"Le docteur Sanchez du CHU de Reims vient d'annoncer", le 10 mai 2019, "à la famille de Vincent Lambert qu'il mettrait sa décision du 9 avril 2018 à exécution la semaine du 20 mai 2019, sans autre précision", ont indiqué à l'AFP les avocats Jean Paillot et Jérôme Triomphe.
Procédure collégiale
Le 24 avril, le Conseil d'État a conclu qu'étaient "réunies les différentes conditions pour que la décision d'arrêter la nutrition et l'hydratation artificielles de M. Vincent Lambert puisse être mise en oeuvre", a écrit le Dr Sanchez dans un courrier adressé à la famille Lambert et dont l'AFP a obtenu copie. Ainsi, "je vous informe que l'arrêt des traitements et la sédation profonde et continue évoquée lors de la procédure collégiale seront initiés au cours de la semaine du 20 mai", a-t-il ajouté.
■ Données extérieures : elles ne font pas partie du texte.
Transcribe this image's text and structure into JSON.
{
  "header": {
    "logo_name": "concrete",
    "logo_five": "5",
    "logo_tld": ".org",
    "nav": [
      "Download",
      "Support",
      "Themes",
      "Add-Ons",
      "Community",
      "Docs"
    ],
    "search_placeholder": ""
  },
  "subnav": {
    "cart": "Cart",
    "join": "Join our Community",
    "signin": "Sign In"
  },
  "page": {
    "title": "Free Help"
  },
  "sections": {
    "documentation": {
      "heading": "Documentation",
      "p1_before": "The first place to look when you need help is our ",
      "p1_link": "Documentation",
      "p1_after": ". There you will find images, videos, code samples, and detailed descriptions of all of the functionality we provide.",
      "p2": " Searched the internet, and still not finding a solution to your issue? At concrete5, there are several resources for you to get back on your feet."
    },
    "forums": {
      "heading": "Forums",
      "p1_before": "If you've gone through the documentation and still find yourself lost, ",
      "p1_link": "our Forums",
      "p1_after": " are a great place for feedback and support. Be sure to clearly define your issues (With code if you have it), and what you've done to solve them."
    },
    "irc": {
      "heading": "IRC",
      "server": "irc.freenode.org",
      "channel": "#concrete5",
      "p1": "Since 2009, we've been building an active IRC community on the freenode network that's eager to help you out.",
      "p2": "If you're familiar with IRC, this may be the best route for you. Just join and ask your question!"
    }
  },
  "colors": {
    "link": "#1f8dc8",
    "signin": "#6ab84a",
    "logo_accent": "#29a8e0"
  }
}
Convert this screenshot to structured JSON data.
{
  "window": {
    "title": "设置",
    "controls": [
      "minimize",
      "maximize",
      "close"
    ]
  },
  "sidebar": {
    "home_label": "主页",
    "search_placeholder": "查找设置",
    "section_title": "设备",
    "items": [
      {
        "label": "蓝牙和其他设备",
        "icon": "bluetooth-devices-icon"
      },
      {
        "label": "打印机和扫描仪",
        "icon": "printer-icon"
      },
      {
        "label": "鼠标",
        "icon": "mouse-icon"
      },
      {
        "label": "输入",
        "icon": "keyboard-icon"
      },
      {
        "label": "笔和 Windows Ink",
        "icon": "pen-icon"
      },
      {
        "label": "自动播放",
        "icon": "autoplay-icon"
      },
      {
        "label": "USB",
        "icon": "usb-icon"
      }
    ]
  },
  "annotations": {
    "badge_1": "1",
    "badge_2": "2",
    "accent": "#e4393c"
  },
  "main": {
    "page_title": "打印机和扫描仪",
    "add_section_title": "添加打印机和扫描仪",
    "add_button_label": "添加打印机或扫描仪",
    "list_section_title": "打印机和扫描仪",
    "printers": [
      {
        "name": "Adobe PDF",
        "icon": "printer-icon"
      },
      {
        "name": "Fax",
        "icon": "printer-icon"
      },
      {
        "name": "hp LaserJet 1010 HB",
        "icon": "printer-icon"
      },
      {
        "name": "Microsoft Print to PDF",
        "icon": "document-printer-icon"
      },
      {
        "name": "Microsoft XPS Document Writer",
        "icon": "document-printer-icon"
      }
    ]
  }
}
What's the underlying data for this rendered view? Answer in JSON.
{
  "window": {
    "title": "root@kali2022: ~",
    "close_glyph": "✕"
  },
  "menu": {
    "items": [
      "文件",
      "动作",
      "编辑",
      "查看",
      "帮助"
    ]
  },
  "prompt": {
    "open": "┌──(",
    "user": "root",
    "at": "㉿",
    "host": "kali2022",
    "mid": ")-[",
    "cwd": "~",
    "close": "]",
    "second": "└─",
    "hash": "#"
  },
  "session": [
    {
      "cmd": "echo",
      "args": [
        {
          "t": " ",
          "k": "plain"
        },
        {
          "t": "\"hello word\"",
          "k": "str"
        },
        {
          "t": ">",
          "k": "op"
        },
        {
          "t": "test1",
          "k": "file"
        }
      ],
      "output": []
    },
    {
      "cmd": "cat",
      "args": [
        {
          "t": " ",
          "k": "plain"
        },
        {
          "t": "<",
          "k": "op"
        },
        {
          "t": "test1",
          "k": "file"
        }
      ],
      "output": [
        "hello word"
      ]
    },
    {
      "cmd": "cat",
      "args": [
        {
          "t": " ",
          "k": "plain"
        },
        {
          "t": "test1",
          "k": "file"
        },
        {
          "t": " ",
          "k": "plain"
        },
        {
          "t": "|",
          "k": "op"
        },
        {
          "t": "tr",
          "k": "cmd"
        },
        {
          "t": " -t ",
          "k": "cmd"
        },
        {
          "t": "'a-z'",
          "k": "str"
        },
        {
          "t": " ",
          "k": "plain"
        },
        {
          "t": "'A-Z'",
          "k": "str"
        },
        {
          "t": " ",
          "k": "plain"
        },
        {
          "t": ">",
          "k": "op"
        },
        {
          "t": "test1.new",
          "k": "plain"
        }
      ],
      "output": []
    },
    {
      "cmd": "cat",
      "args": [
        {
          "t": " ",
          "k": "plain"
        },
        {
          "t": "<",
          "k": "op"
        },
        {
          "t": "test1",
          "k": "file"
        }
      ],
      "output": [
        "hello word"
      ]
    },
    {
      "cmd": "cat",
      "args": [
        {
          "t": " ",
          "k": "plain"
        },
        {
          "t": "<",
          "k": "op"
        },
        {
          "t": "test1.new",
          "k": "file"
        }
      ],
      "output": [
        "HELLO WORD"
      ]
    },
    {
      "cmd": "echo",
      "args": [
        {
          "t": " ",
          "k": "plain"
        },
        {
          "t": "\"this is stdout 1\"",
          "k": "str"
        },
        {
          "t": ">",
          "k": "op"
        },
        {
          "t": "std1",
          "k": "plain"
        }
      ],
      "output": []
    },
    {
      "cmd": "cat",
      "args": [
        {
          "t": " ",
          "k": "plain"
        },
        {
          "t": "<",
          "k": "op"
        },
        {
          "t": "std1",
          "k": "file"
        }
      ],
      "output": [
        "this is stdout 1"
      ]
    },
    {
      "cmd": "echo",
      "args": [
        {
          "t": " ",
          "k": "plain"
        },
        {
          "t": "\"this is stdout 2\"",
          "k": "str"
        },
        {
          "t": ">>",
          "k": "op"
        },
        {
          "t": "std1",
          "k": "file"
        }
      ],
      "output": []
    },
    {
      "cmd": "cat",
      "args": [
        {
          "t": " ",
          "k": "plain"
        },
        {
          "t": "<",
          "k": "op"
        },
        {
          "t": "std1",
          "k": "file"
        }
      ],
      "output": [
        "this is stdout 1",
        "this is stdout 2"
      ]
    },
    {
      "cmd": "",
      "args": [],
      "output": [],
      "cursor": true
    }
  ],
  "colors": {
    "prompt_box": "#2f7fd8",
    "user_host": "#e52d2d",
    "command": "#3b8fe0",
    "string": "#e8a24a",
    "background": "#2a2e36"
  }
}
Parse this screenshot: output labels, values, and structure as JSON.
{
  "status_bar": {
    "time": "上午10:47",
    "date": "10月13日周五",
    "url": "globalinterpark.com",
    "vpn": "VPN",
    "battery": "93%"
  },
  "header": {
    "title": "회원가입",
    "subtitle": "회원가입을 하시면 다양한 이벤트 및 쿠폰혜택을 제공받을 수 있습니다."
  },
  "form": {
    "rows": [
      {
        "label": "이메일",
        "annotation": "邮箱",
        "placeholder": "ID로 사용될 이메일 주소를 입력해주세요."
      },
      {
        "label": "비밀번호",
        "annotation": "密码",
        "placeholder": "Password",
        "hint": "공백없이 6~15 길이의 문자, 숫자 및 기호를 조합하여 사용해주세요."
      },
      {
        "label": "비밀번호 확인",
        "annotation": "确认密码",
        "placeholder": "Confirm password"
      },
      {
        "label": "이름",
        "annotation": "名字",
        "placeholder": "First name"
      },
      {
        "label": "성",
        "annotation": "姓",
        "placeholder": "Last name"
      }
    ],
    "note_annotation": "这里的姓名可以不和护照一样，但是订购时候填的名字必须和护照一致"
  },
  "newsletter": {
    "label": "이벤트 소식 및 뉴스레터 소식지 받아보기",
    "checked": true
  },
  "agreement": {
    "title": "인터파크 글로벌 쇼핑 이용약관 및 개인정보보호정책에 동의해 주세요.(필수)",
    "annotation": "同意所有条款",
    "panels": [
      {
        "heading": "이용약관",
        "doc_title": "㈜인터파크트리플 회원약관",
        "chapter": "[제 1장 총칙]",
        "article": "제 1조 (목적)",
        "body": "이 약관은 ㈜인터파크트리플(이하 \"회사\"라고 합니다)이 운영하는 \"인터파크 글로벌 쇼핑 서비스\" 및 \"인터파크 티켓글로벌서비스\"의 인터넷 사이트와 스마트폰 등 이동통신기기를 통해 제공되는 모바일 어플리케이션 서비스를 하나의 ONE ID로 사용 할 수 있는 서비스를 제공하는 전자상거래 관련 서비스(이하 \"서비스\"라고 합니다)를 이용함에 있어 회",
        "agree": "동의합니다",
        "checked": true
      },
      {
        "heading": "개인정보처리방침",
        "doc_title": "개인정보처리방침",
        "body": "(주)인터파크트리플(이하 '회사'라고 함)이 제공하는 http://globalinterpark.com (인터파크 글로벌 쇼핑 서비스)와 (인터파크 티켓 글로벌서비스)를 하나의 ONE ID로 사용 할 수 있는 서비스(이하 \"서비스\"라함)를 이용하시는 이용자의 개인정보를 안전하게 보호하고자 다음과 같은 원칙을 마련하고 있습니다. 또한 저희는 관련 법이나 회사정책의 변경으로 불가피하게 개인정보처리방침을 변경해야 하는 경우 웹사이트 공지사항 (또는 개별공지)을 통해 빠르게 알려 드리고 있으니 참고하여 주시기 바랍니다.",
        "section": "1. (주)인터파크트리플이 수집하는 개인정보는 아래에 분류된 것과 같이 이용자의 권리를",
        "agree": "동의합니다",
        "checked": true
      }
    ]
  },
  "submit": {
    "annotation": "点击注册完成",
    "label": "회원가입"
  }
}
Ancien infirmier psychiatrique, Vincent Lambert se trouve depuis plus de dix ans en état végétatif au CHU de Reims à la suite d'un accident de la route survenu en septembre 2008, quand il avait 32 ans. Les décisions sur un arrêt des soins n'ont jamais été mises en oeuvre, freinées par de multiples imbroglios et recours juridiques successifs.
Une famille déchirée
L'affaire déchire sa famille depuis six ans : d'un côté, les parents, un demi-frère et une soeur s'opposent à l'arrêt des soins; de l'autre, son épouse Rachel, son neveu François et cinq frères et soeurs du patient dénoncent un acharnement thérapeutique. Le 24 avril, la plus haute juridiction administrative a jugé conforme à la loi la décision collégiale d'arrêt des soins, prise le 9 avril 2018 par le CHU de Reims pour faire cesser un "acharnement thérapeutique" mais contestée par une partie de la famille. En 2014, elle s'était déjà prononcée pour la fin du traitement. Comme l'avait fait le tribunal administratif de Châlons-en-Champagne (Marne) le 31 janvier, le juge des référés du Conseil d'État a considéré que la poursuite du traitement, "n'ayant d'autre effet que le maintien artificiel de la vie", traduirait "une obstination déraisonnable", clé de voûte de la loi Claeys-Leonetti sur la fin de vie.
Décision jugée légale
La décision d'arrêter l'alimentation et l'hydratation artificielles de Vincent Lambert et d'assortir la fin de ce traitement d'une sédation profonde et continue est donc légale, selon le Conseil d'État. Suite à cette décision, les parents de Vincent Lambert, catholiques farouchement opposés à l'euthanasie passive, ont déposé un recours devant la Cour européenne des droits de l'Homme (CEDH) et le Comité international de protection des droits des personnes handicapées de l'ONU (CIDPH). La CEDH a rejeté cette requête, mais le CIDPH a demandé à la France de suspendre toute décision d'arrêt des soins, dans l'attente d'une instruction sur le fond. La ministre de la Santé Agnès Buzyn a indiqué que la France répondrait à la demande du comité, mais qu'elle n'était pas tenue, légalement, de la respecter.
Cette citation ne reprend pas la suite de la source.